向远知道他口里的二叔就是叶秉文,不知道为什么,知道闯祸的人是他,她竟然无端松了口气。叶昀催着她进屋去,她却驻足不前,不管里面发生了什么,都是他们叶家的家事,她不确定自己这个时候出现是否恰当。然而屋里的人都察觉了这边的动静,就连叶秉林的呵斥也静止了数秒,然后问了声:“是向远吗?”
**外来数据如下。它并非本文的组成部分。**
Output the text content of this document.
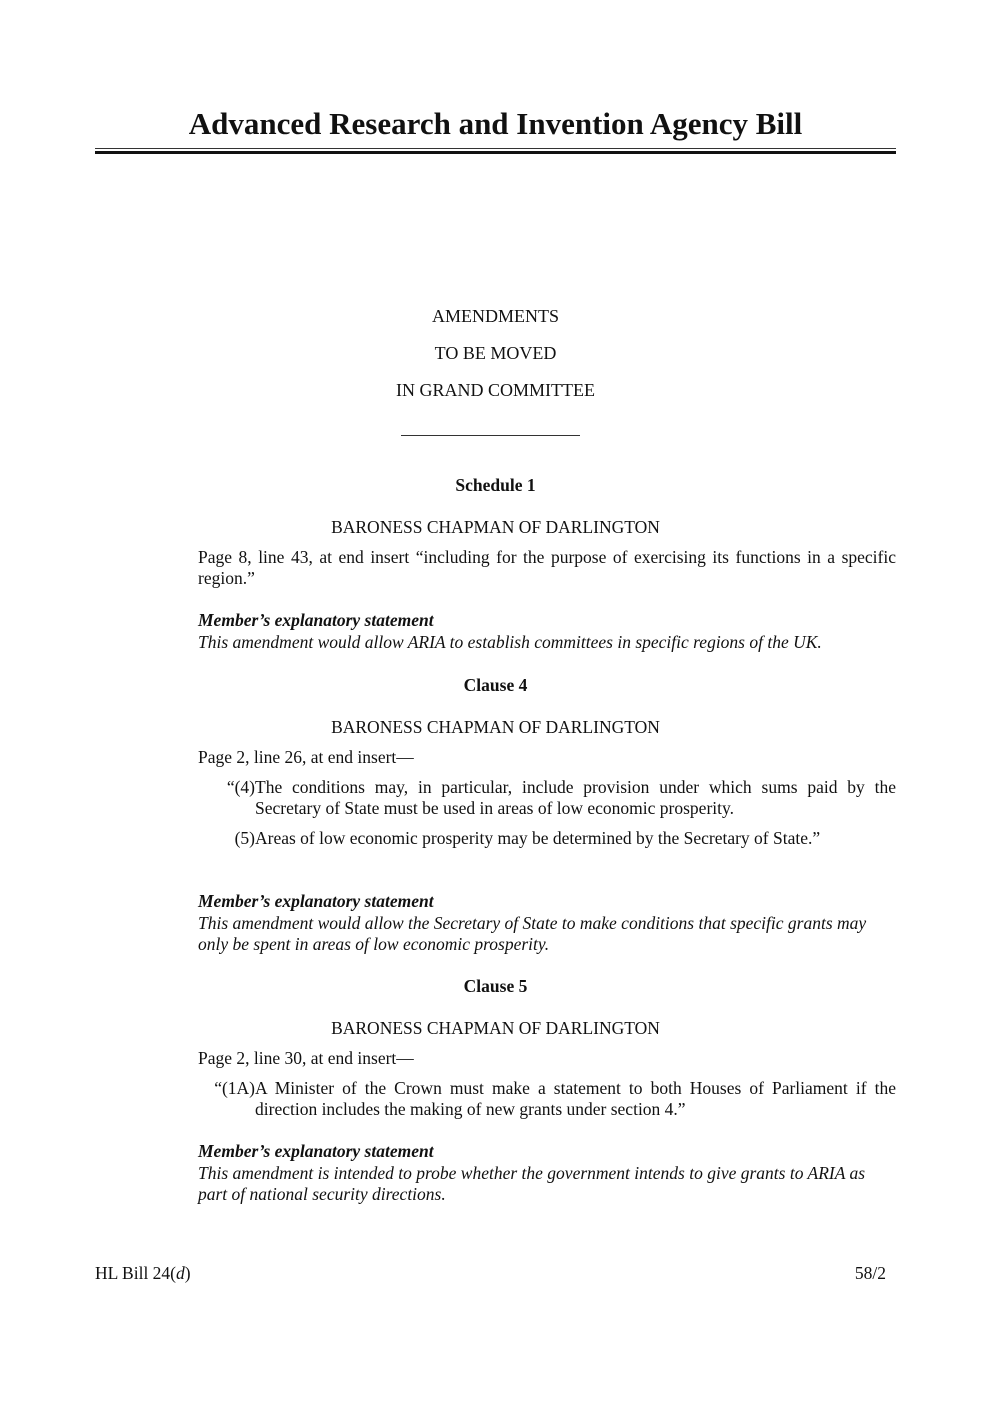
Advanced Research and Invention Agency Bill
AMENDMENTS
TO BE MOVED
IN GRAND COMMITTEE
Schedule 1
BARONESS CHAPMAN OF DARLINGTON
Page 8, line 43, at end insert “including for the purpose of exercising its functions in a specific region.”
Member’s explanatory statement
This amendment would allow ARIA to establish committees in specific regions of the UK.
Clause 4
BARONESS CHAPMAN OF DARLINGTON
Page 2, line 26, at end insert—
“(4) The conditions may, in particular, include provision under which sums paid by the Secretary of State must be used in areas of low economic prosperity.
(5) Areas of low economic prosperity may be determined by the Secretary of State.”
Member’s explanatory statement
This amendment would allow the Secretary of State to make conditions that specific grants may only be spent in areas of low economic prosperity.
Clause 5
BARONESS CHAPMAN OF DARLINGTON
Page 2, line 30, at end insert—
“(1A) A Minister of the Crown must make a statement to both Houses of Parliament if the direction includes the making of new grants under section 4.”
Member’s explanatory statement
This amendment is intended to probe whether the government intends to give grants to ARIA as part of national security directions.
HL Bill 24(d)	58/2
“是我,叶叔叔,不好意思来晚了。”向远唯有硬着头皮走进去,假装对一地的狼藉,还有在座几人的诡异表情视若无睹。她朝餐桌走去的时候,俯身为蹲在地上忙着收拾残局的杨阿姨捡起了几片破碎的玻璃杯残片,片刻停顿间,周围几张表情各异的面孔尽收眼底,叶秉林一脸的盛怒自然不在话下,惯来温柔沉默的叶太太坐在丈夫的身边,一反常态的失魂落魄。骞泽和叶昀的几个堂姑姑也在场,都不约而同地缄默,看见向远走了进来,其中两人低声交谈了两句;只有骞泽站了起来,朝她微微一笑,然而眉目间却也是心事重重;叶灵的病仿佛确实好了很多,脸颊也比原先丰润了一些,她浑然无事地边喝果汁边不时地看着叶骞泽,仿佛周围的一切纷争都与她没有关系;处在风暴中心的叶秉文靠在椅背上玩着手里的车钥匙,依旧一脸的玩世不恭。